Knee arthroscopy is a minimally invasive surgical method,that treats a large number of shoulder conditions. Arthroscopy has almost completely replaced traditional arthroscopy and is one of the most common orthopedic procedures. The surgeon, using a small camera (arthroscope) inserted through a small incision, will examine the area around and above the joint, i.e. tissues, cartilage, bones, tendons and ligaments. Arthroscopic tools are inserted through one to three smaller incisions and the process of correcting damage to muscles, tendons or cartilage begins.
The indications for arthroscopic knee surgery are:
Rupture of the meniscus (partial resection or stapling)
Rupture of the anterior and posterior cruciate ligament (ligamentoplasty)
Treatment of a meniscus discoid meniscus
Cartilage lesions (osteochondral fractures)
Knee bone fractures (arthroscopically assisted reduction and osteosynthesis of knee fractures)
Hyaline fold syndrome
Treatment of hymenial chondromatosis/large cell hymenitis
Flushing of the joint in case of inflammation
Advantages of shoulder arthroscopy
Minimal injury to the soft tissues of the joint,
Less post-operative pain,
Faster post-operative recovery
Although uncommon, complications can occur during or after arthroscopy.
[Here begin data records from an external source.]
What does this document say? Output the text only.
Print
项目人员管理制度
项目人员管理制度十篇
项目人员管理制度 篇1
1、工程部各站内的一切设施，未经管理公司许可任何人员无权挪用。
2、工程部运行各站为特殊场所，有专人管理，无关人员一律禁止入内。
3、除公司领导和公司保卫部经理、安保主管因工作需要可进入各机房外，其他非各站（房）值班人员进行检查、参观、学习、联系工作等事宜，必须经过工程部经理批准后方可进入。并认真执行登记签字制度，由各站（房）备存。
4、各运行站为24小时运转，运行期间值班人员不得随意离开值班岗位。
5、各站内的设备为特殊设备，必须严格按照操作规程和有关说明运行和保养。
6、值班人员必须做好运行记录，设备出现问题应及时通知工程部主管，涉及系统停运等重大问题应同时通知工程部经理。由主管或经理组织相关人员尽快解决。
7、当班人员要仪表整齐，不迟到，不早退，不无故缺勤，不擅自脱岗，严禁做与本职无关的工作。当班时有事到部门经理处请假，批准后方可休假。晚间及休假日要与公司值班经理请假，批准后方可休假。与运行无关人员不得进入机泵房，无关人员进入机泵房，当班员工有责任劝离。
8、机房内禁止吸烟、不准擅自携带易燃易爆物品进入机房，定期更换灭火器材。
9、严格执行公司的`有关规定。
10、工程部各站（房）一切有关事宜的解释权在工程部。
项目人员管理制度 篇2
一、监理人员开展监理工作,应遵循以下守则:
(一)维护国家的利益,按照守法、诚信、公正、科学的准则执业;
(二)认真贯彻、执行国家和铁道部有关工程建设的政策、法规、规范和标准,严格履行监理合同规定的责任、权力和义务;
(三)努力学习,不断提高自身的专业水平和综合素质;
Local complications of arthroscopic procedures (<1%) may include infection, venous thrombosis, bleeding, and vessel-nerve injury.
Depending on the surgery, the length of hospital stay varies from 2 hours to 1 day, depending , depending on the severity of the surgery. Postoperatively, our patients receive a detailed recovery and exercise program. Their close post-operative monitoring ensures a smooth recovery. In general, a program of movement therapy exercises and strengthening of the knee muscles is performed. The rehabilitation program depends directly on the arthroscopic surgery performed and is individualised for each patient.
Depending on the type of surgery, driving is usually allowed 1 to 3 weeks postoperatively.